Ecologie trophique des populations côtières :
deux exemples récents d’utilisation des d13C et d15N
P. Riera
Station Biologique de Roscoff, Université Pierre et Marie Curie, Paris VI,
B.P. 74 29682 Roscoff Cedex
Utilisation trophique des estuaires par la civelle d’Anguille (Anguilla anguilla)
Anguilla anguilla est une espèce dont la ponte se situe dans la mer des Sargasses d’où partent les larves qui traversent l’Atlantique. Au terme de cette migration, la larve parvient à l’embouchure d’un estuaire. La traversée de l’estuaire se traduit alors par un passage par le stade larvaire civelle, laquelle va subir une métamorphose progressive jusqu’au stade de jeune anguillette lors de l’arrivée en eau douce. Dans cette étude il s’agissait de vérifier si les signatures isotopiques des civelles capturées en estuaire était homogènes ou non et de caractériser les sources possibles des modifications éventuelles.

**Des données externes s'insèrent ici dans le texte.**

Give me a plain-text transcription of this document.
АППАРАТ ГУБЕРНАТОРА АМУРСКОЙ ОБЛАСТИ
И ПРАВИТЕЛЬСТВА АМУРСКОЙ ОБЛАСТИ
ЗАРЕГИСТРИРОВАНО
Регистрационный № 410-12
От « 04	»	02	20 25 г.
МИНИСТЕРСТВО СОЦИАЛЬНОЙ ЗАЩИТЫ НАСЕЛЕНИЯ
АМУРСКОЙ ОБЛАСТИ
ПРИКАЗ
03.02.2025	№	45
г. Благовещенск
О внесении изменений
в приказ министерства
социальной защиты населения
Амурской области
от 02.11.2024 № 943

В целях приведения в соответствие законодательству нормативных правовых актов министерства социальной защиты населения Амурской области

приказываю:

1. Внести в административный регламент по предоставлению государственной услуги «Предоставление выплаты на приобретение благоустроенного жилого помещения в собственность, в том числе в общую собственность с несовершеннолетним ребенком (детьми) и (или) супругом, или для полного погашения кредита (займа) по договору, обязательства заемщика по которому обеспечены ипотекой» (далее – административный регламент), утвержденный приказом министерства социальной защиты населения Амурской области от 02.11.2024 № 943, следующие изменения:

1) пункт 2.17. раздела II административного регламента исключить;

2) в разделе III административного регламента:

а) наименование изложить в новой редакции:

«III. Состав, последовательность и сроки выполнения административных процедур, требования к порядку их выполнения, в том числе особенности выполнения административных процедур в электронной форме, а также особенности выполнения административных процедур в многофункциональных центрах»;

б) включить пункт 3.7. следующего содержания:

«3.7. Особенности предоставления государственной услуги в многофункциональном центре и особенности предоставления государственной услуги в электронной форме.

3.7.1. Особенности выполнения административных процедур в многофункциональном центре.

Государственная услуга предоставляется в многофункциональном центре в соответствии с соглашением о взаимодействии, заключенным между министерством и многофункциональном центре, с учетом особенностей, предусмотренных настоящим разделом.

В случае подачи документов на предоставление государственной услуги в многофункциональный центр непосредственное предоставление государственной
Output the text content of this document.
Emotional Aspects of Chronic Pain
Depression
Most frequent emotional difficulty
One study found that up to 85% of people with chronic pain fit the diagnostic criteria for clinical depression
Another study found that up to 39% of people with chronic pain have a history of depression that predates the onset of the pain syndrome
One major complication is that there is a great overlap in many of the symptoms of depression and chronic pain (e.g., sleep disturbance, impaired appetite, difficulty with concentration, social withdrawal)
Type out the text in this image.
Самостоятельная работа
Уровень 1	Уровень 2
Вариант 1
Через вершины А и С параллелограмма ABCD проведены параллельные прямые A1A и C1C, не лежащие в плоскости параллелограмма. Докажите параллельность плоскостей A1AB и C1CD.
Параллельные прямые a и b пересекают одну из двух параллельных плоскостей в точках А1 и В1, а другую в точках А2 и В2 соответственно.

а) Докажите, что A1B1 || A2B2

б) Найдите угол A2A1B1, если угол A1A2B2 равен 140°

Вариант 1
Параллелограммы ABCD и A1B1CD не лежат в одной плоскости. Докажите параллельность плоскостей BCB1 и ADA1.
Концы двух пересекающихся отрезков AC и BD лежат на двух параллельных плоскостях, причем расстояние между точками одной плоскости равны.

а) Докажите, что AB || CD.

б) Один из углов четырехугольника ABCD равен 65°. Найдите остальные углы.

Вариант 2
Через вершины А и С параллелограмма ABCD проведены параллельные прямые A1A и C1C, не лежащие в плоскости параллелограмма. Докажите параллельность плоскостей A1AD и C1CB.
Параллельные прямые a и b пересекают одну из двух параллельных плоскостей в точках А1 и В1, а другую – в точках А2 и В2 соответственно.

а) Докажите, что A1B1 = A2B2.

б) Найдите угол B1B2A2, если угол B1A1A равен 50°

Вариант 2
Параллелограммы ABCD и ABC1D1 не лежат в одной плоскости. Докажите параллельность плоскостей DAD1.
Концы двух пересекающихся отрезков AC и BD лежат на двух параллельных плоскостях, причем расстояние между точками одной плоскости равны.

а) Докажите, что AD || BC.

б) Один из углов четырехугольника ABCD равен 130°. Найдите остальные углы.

La signature isotopique des sites d’alimentation privilégiés (embouchure de l’estuaire, estuaire, rivière) a été comparée avec celle du muscle d’anguilles prélevées le long du gradient estuarien. Les d13C suggèrent une forte variabilité entre individus des civelles d’estuaire, certaines civelles ayant évoluées d’une signature « marine » à une signature « terrigène ». Ceci implique une utilisation trophiqe importante de la matière organique d’origine terrigène (plancton de cours d’eau, débris de végétaux terrestres) véhiculée par le fleuve. Ces résultats ont mis en évidence d’un phénomène de sédentarisation transitoire en estuaire au moins pour certains individus. En outre, les d15N traduisent bien la passage d’un régime alimentaire de type consommateur primaire chez les civelles à un régime de type prédateur chez les jeunes anguillettes.
Caractérisation isotopique des lichens marins en milieu rocheux et rôle trophique
La caractérisation isotopique des lichens marins a montré qu’ils présentent des d13C et d15N permettant une discrimination entre lichens nette, mais également des différences vis à vis des algues. Ces résultats ont montré l’importance des lichens du comme source de nourriture pour les mollusques caractéristiques de cet étage, soit Melarhaphe neritoides et Littorina saxatilis. Ainsi, Melarhaphe neritoides apparaît nettement comme nettement lichénophage. Littorina saxatilis semble se nourrir également de lichens mais n’en est pas exclusivement dépendant. Ces deux mollusques peuvent donc bien être défini comme réellement inféodées au milieu rocheux supralittoral puisqu’ils utilisent les ressources présentes dans leur habitat. Les deux autres invertébrés caractéristiques de cet étage, Ligia oceanica et Petrobius maritimus n’utilisent pas les lichens comme source de nourriture. En particulier, P. maritimus dépend exclusivement de la matière organique terrigène. Ces résultats sont novateurs car ils ont permis d’intégrer, pour la première fois, les lichens marins dans une étude de réseau trophique en évaluant leur rôle comme source de nourriture potentielle.